In base.py at the root of yellowbrick.

The intent is that visualizers should extend Scikit-Learn's `BaseEstimator`, `TransformerMixin` and our `VisualizerMixin` classes - giving it the following required methods:

 - `fit`    
 - `draw`    
 - `fit_draw`    

The idea is that fit will be passed X data and maybe y data and will prepare the data for drawing, and then draw will actual conduct the drawing.

The __init__ method should take styling arguments. So things like size, color, whether or not to save to a file, markers, line stuff, etc.
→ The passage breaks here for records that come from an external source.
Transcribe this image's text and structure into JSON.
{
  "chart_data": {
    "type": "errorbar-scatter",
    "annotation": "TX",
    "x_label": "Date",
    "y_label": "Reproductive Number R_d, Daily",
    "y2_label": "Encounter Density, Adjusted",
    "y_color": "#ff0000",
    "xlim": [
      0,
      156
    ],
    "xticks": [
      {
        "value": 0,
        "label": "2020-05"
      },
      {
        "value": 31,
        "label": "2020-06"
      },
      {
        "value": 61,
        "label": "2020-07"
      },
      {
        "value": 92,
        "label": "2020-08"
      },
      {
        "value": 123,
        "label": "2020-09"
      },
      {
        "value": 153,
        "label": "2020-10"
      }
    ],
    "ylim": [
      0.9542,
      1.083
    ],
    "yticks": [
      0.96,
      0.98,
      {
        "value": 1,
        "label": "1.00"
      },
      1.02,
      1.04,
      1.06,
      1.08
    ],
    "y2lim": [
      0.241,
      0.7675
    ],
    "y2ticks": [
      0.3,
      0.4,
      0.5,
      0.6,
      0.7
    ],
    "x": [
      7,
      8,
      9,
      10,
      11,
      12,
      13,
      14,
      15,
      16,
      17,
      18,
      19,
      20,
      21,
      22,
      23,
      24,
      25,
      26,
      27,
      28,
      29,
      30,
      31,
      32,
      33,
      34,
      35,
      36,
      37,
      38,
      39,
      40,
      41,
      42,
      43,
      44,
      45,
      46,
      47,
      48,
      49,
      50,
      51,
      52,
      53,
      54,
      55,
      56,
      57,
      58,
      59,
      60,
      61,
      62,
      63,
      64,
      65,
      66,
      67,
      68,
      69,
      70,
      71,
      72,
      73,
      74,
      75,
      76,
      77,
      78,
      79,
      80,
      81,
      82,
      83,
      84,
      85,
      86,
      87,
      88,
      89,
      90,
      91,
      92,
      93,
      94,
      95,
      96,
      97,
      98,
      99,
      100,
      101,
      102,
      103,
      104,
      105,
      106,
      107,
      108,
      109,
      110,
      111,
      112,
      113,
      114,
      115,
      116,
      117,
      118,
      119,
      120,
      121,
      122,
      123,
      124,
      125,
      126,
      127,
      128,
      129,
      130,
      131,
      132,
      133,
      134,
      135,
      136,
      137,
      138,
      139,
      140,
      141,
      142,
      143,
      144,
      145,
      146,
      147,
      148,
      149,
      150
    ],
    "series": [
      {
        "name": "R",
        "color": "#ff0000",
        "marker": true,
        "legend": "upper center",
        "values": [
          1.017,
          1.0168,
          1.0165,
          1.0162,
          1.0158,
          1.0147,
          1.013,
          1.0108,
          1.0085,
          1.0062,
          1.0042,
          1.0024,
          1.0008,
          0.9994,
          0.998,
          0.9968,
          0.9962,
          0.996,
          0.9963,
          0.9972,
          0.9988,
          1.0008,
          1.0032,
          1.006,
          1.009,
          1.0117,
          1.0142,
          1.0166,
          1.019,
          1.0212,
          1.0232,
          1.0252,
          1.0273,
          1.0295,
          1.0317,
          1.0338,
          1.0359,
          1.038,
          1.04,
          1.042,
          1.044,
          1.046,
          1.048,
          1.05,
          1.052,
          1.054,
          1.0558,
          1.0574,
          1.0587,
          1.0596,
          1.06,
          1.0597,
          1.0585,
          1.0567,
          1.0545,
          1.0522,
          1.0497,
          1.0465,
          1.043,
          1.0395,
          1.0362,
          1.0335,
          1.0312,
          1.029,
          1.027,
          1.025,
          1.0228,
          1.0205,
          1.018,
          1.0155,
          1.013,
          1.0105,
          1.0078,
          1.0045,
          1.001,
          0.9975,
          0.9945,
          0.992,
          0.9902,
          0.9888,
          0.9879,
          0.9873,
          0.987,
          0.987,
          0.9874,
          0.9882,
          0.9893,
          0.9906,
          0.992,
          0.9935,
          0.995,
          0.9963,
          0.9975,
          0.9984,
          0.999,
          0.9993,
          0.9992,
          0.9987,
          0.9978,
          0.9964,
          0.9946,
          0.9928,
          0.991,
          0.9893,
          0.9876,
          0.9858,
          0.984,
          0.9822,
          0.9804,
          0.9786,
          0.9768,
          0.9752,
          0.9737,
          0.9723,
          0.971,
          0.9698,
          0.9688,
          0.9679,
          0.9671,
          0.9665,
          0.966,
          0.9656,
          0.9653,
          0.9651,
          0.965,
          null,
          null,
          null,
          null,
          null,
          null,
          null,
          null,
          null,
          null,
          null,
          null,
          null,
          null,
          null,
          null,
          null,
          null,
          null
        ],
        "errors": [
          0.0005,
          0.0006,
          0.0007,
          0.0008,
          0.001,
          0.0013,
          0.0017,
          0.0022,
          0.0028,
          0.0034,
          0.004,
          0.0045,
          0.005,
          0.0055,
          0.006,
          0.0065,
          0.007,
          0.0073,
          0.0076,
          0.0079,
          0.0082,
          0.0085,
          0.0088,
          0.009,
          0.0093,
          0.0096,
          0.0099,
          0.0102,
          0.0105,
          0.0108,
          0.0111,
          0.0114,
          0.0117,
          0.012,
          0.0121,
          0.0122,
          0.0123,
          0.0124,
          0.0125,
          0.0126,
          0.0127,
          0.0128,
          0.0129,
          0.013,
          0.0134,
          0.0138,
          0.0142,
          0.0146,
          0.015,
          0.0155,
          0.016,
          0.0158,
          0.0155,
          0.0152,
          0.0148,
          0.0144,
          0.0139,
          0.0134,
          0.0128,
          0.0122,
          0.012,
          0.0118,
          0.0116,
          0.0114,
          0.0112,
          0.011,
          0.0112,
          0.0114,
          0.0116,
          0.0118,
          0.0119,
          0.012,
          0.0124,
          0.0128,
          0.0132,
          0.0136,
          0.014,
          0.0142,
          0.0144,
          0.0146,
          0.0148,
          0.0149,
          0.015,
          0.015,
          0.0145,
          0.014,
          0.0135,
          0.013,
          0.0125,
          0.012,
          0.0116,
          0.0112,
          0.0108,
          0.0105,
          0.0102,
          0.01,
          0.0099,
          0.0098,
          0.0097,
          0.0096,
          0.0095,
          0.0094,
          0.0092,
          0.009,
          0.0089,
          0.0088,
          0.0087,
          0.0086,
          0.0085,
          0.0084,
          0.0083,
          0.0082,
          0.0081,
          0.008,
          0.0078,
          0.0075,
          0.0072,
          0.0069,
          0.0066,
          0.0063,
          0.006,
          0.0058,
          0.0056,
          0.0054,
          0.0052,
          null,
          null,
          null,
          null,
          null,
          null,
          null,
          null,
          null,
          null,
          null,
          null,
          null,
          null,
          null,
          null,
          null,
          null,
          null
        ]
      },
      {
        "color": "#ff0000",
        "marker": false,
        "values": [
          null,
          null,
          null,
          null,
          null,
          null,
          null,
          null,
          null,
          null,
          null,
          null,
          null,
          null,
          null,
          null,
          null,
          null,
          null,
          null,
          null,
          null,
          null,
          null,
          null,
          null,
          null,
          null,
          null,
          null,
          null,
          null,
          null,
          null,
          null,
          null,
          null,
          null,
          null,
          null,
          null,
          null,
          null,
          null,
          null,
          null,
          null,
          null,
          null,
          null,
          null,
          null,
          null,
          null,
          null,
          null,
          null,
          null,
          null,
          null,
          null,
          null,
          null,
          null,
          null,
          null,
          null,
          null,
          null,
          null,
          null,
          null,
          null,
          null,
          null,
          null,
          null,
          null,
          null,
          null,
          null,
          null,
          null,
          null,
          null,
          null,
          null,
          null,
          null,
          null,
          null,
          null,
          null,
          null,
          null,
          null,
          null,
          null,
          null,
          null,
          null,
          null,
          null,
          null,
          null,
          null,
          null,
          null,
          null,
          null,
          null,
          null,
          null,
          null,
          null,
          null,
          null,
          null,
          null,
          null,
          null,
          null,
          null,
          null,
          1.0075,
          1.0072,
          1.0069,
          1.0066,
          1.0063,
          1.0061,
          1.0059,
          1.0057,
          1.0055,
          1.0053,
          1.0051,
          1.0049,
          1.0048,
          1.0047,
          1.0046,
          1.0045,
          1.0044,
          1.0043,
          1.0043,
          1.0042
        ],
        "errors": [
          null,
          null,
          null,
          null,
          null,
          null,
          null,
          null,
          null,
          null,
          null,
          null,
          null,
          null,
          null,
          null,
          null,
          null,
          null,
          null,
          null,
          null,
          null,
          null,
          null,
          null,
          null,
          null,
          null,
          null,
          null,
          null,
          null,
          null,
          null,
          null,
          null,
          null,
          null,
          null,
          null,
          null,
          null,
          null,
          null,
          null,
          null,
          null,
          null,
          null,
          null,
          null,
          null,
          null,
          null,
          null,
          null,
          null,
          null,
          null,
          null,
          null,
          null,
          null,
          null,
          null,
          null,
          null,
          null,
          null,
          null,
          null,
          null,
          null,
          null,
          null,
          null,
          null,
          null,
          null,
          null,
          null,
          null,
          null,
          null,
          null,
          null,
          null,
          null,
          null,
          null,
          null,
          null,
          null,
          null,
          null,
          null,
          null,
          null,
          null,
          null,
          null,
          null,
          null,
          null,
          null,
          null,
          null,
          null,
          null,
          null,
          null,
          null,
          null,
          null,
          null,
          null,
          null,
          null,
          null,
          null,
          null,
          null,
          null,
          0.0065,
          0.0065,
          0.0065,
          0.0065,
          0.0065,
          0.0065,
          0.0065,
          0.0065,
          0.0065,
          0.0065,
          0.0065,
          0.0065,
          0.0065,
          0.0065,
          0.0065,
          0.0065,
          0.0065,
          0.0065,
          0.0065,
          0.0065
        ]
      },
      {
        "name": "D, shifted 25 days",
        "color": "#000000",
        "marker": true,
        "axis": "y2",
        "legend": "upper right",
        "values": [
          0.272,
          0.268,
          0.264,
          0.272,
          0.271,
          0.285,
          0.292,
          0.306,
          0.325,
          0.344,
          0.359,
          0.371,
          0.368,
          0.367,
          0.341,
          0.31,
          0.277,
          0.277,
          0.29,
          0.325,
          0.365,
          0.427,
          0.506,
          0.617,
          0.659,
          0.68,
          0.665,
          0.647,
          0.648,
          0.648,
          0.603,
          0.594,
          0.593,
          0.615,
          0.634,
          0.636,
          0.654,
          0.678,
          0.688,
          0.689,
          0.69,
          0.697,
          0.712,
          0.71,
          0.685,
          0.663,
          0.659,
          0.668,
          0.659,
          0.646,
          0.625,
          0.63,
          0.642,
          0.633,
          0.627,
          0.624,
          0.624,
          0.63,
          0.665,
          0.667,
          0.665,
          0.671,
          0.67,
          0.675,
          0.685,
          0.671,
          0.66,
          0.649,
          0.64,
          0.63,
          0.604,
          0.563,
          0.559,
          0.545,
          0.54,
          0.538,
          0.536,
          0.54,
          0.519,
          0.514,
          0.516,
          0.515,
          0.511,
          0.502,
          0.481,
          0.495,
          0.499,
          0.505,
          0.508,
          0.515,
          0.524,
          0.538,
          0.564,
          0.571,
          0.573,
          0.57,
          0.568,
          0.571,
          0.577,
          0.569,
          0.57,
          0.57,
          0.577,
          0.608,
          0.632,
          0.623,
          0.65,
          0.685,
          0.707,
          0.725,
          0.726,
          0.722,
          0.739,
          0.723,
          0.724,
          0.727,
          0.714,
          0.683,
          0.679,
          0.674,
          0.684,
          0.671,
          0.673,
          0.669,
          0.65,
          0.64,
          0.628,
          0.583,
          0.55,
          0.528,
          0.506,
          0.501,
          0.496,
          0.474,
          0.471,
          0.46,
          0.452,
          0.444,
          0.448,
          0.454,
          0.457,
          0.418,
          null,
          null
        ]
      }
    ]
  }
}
NOTE: check if the transformer mixin extends from `BaseEstimator` and if it does, then also subclass `VisualizerMixin` from `BaseEstimator` - to allow us use of set_param and get_param on rendering variables.

In [7]:
class VisualizerMixin(BaseEstimator, TransformerMixin):
    
    def __init__():
        pass
    
    def fit():
        pass
    
    def fit_draw():
        pass

## `FeatureVisualizer` base class

Comes between or at the end of transformers but before the estimator. 

Methods:
 - `fit`    
 - `transform`    
 - `draw`    
 - `fit_draw`    
 - `fit_transform` (alias for `fit_draw`)    
 
Needs to extend `BaseEstimator`, `TransformerMixin`, and `VisualizerMixin`.

In [9]:
class FeatureVisualizer(VisualizerMixin):
    
    def __init__():
        pass
    
    def fit():
        pass
    
    def transform():
        pass
    
    def draw():
        pass
    
    def fit_draw():
        pass
    
    def fit_transform():
        pass

## `ScoreVisualizer` class for estimators

Base class to follow an estimator in a pipeline. Not a transformer. Extends `BaseEstimator`, `VisualizerMixin`, `ScoringMixin`. 

Methods:
 - `fit`   
 - `predict`    
 - `score`    
 - `draw`    

Need to create a `ScoringMixin`. `ScoringMixin` has scoring function that saves the state of the scoring to the class so that we can draw it. 

Need to think how we'll access the model from `ScoreVisualizer`. Best option is to have it be instantiated with a model form - this makes sense because we would call fit down into the estimator. The trick will be that the visual pipeline needs to know not to run fit twice.

In [11]:
class ScoringMixin():
    
    def __init__():
        pass
    
    def score():
        pass

class ScoreVisualizer(VisualizerMixin, ScoringMixin):
    
    def __init__():
        pass
    
    def fit():
        pass
    
    def predict():
        pass
    
    def score():
        pass
    
    def draw():
        pass